Mientras persistan estas situaciones, lo que seguirá sufriendo es la reputación de las entidades financieras. Solo en este contexto, se explica la incomprensible litigiosidad que han generado las cláusulas suelo, pero también los swaps. Detrás de ambos fenómenos, se esconde un mismo reproche: Los bancos predijeron una caída de los tipos de interés como la que ha tenido lugar y se lo ocultaron a sus clientes y aprovecharon para asegurarse una rentabilidad injusta a costa de ello. Esta afirmación, además de esconder un sesgo retrospectivo de manual, da muestra de la falta de cultura financiera que existe en España. Se discute todavía si el estallido de la crisis fue o no un cisne negro, de lo que no cabe duda es que las consecuencias que ha traído consigo lo son. Especialmente, la caída de los tipos hasta umbrales negativos durante un periodo tan largo de tiempo. Si los bancos previeron este riesgo, fue precisamente porque en eso consiste su negocio. Ahora bien, es evidente que cubrirse frente a una eventualidad no implica dar por seguro que sucederá. Si verdaderamente la evolución de los tipos de interés hubiese sido tan previsible, los efectos de la crisis, de haberse producido, no habrían sido tan devastadores para el propio sector financiero.

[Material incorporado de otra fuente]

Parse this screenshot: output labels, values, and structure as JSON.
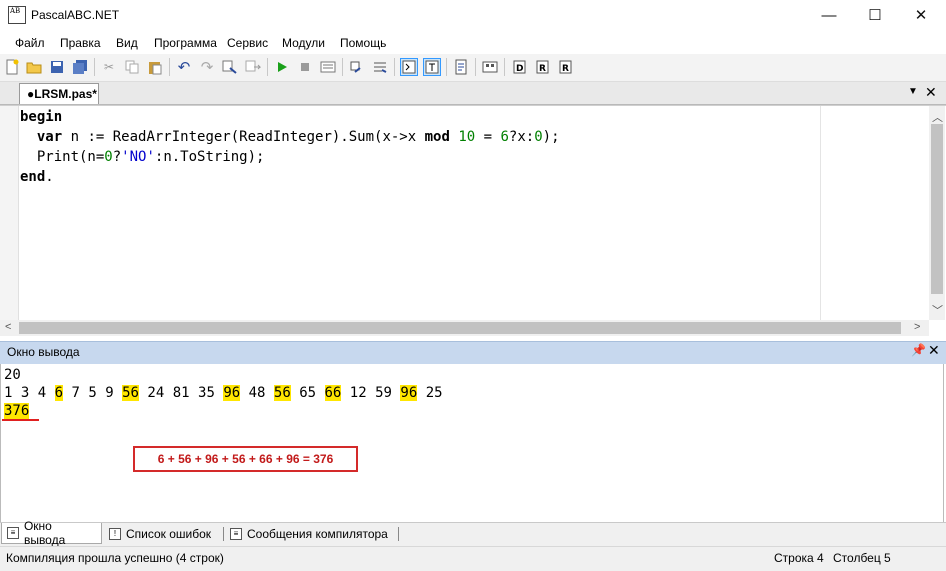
{
  "window": {
    "title": "PascalABC.NET",
    "icon_text": "AB",
    "minimize": "—",
    "maximize": "☐",
    "close": "✕"
  },
  "menu": [
    "Файл",
    "Правка",
    "Вид",
    "Программа",
    "Сервис",
    "Модули",
    "Помощь"
  ],
  "toolbar_icons": [
    "new-file-icon",
    "open-icon",
    "save-icon",
    "save-all-icon",
    "cut-icon",
    "copy-icon",
    "paste-icon",
    "undo-icon",
    "redo-icon",
    "find-icon",
    "replace-icon",
    "run-icon",
    "stop-icon",
    "debug-icon",
    "step-into-icon",
    "step-over-icon",
    "output-toggle-icon",
    "console-toggle-icon",
    "format-icon",
    "breakpoint-icon",
    "module-1-icon",
    "module-2-icon",
    "module-3-icon"
  ],
  "editor_tab": {
    "label": "●LRSM.pas*"
  },
  "code": {
    "line1_kw": "begin",
    "line2_indent": "  ",
    "line2_kw": "var",
    "line2_a": " n := ReadArrInteger(ReadInteger).Sum(x->x ",
    "line2_mod": "mod",
    "line2_sp": " ",
    "line2_num1": "10",
    "line2_b": " = ",
    "line2_num2": "6",
    "line2_c": "?x:",
    "line2_num3": "0",
    "line2_d": ");",
    "line3_a": "  Print(n=",
    "line3_num": "0",
    "line3_b": "?",
    "line3_str": "'NO'",
    "line3_c": ":n.ToString);",
    "line4_kw": "end",
    "line4_dot": "."
  },
  "output": {
    "header": "Окно вывода",
    "line1": "20",
    "tokens": [
      {
        "t": "1",
        "hl": false
      },
      {
        "t": "3",
        "hl": false
      },
      {
        "t": "4",
        "hl": false
      },
      {
        "t": "6",
        "hl": true
      },
      {
        "t": "7",
        "hl": false
      },
      {
        "t": "5",
        "hl": false
      },
      {
        "t": "9",
        "hl": false
      },
      {
        "t": "56",
        "hl": true
      },
      {
        "t": "24",
        "hl": false
      },
      {
        "t": "81",
        "hl": false
      },
      {
        "t": "35",
        "hl": false
      },
      {
        "t": "96",
        "hl": true
      },
      {
        "t": "48",
        "hl": false
      },
      {
        "t": "56",
        "hl": true
      },
      {
        "t": "65",
        "hl": false
      },
      {
        "t": "66",
        "hl": true
      },
      {
        "t": "12",
        "hl": false
      },
      {
        "t": "59",
        "hl": false
      },
      {
        "t": "96",
        "hl": true
      },
      {
        "t": "25",
        "hl": false
      }
    ],
    "result": "376",
    "annotation": "6 + 56 + 96 + 56 + 66 + 96 = 376",
    "highlight_color": "#ffe600",
    "annotation_color": "#d42a2a"
  },
  "bottom_tabs": [
    "Окно вывода",
    "Список ошибок",
    "Сообщения компилятора"
  ],
  "status": {
    "text": "Компиляция прошла успешно (4 строк)",
    "row": "Строка  4",
    "col": "Столбец  5"
  }
}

En el plano jurídico, el reproche se ha formulado en términos de transparencia. Un concepto jurídico más propio del derecho público y que en el ámbito privado parecía ser accesorio de la buena fe, pero que ahora mismo pretende erigirse como elemento regenerador del derecho de obligaciones y contratos. En términos generales, se considera que las cláusulas suelo son abusivas porque se incluyeron en contratos de adhesión de forma poco transparente. Como consecuencia de ello, el deudor que creía estar obligándose a devolver un préstamo a tipo variable, ha acabado pagando un tipo fijo muy alejado del interés vigente. La litigación en materia de swaps responde al mismo esquema. Los tribunales consideran que, en la mayoría de los casos, quien contrató un derivado de cobertura prestó un consentimiento viciado puesto que al convertir su financiación variable en una financiación a tipo fijo, no fue advertido de forma transparente de la naturaleza de la obligación que estaba contrayendo y los riesgos que ello implicaba. En otras palabras, creyó estar contratando una cobertura frente a las subidas de los tipos de interés sin saber que con ello renunciaba a beneficiarse de una eventual caída como la que ha acabado produciéndose.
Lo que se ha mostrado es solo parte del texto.